Moments in writing... Good, bad, disappointing, strange, enlightening, frustrating... All of the above.
A moment in writing is a blip in the process. A stand-out. Maybe a sentence, a word, a paragraph, a thought... An obviously different instance that sets itself apart from any other point in time.
I hope to have a lot of these posts going forward. My intention with each Moments In Writing post, will be to acknowledge honest moments in writing: Things I've experienced. Stand-out moments that make writing an art. The moments that bring an unparalleled form of mental exploration. The moments we must remember to become better writers and better humans.
Today's moment: knowing when to let go and abandon a gem.
Here's the tricky part... In this case, it's more difficult than usual to identify the moment. You won't consciously know when the kindling catches fire. You'll feel the heat, then see the spark in hindsight. Usually because your "kindling" contained something that you original thought was a moment, a gem; Something great. Something to hold on to.
Unfortunately, it's hard to be patient. You must let the flame build. Let the fire work itself out. It will come to you (the writing, not the fire, of course). You can't throw a giant log in the fire before there actually is a fire. And kindling is not kindling without a flame. Thus, every word, sentence, paragraph, and thought must contribute to the overall product. Fuel the fire, don't weaken it.
This is when you need to know when to let go.
I often find myself holding onto a specific sentence. "Man, I really like that sentence. I'll work around it." You think you have a gem. There it is. That's going to be the starlet in this piece. The outlier. But does it improve your piece as a whole? Did you write the sentence a few days prior and then force it into a paragraph? Don't toss a log on a cool, dry bed of twigs. Logs are great, but only when the fire is already roaring. Kindling gets the fire started, but the logs create an intense heat, a glow, and eventually, an unusable aftermath. When the ashes cool, that specific flame is done forever.

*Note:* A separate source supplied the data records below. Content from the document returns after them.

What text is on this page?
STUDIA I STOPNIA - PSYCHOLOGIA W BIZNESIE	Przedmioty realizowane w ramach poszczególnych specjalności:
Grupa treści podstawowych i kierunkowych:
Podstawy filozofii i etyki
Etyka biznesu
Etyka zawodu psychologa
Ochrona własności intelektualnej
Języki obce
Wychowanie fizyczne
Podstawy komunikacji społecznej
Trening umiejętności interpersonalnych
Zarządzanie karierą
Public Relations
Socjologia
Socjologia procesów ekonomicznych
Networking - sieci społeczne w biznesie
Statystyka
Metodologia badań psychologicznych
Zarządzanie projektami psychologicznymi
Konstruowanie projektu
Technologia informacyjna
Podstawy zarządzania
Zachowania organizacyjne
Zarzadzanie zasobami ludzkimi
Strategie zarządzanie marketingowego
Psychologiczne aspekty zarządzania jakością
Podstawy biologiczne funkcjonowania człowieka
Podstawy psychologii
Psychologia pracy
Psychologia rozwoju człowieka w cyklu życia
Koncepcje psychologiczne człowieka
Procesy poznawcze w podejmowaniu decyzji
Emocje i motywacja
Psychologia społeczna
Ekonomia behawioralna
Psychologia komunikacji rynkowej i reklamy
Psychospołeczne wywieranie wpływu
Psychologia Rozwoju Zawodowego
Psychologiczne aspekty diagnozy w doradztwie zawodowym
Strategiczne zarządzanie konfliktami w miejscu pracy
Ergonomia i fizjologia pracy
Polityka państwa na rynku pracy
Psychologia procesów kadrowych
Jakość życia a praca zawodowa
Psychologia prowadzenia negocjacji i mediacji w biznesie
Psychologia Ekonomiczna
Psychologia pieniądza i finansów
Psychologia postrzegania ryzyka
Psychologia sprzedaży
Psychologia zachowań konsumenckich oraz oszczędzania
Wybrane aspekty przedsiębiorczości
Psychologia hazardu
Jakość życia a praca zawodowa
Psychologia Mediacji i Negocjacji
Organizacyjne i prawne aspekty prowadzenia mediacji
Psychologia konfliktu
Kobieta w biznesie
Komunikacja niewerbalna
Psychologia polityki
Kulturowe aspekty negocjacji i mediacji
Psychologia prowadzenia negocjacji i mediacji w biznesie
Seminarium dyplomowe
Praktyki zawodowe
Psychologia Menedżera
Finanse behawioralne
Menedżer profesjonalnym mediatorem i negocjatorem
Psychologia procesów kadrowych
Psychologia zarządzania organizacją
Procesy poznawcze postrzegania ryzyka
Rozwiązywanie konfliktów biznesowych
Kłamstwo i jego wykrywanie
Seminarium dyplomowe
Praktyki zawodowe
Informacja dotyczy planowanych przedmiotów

My advice: don't be afraid to move things to the side. What seems to be a gem might just be a distraction, but distractions are not useless... A distraction is only useless in a specific moment in time. Not forever. So keep your thoughts. Keep your words. Keep your sentences. Keep your gems. Just move them to the side if you question their place in your writing. They'll find somewhere to resonate, even if it's solely in your head.
Be patient, also. If you have a great sentence, keep going. Move away from it. The second you move away from your last gem, you're one step closer to your next gem. So keep moving. Don't get hung up on something you like. Know that you need to let go to conclude your piece.
Then, as you continue to write, you'll gain a true assessment of your "gem." Maybe it's not a gem at all. The best part, letting go of what seems to be greatness allows true greatness to prosper in the shadows. Too much sunlight kills the plants. So knowing when to let go lies in never holding on in the first place. Don't grasp, just drop things. Drop thoughts on paper. Lay your thoughts out as puzzle pieces, then assemble. Not every piece is going to fit. In the midst of all the craziness in your brain, however, there's a beautiful portrait to be found. It's simply a matter of using the right pieces.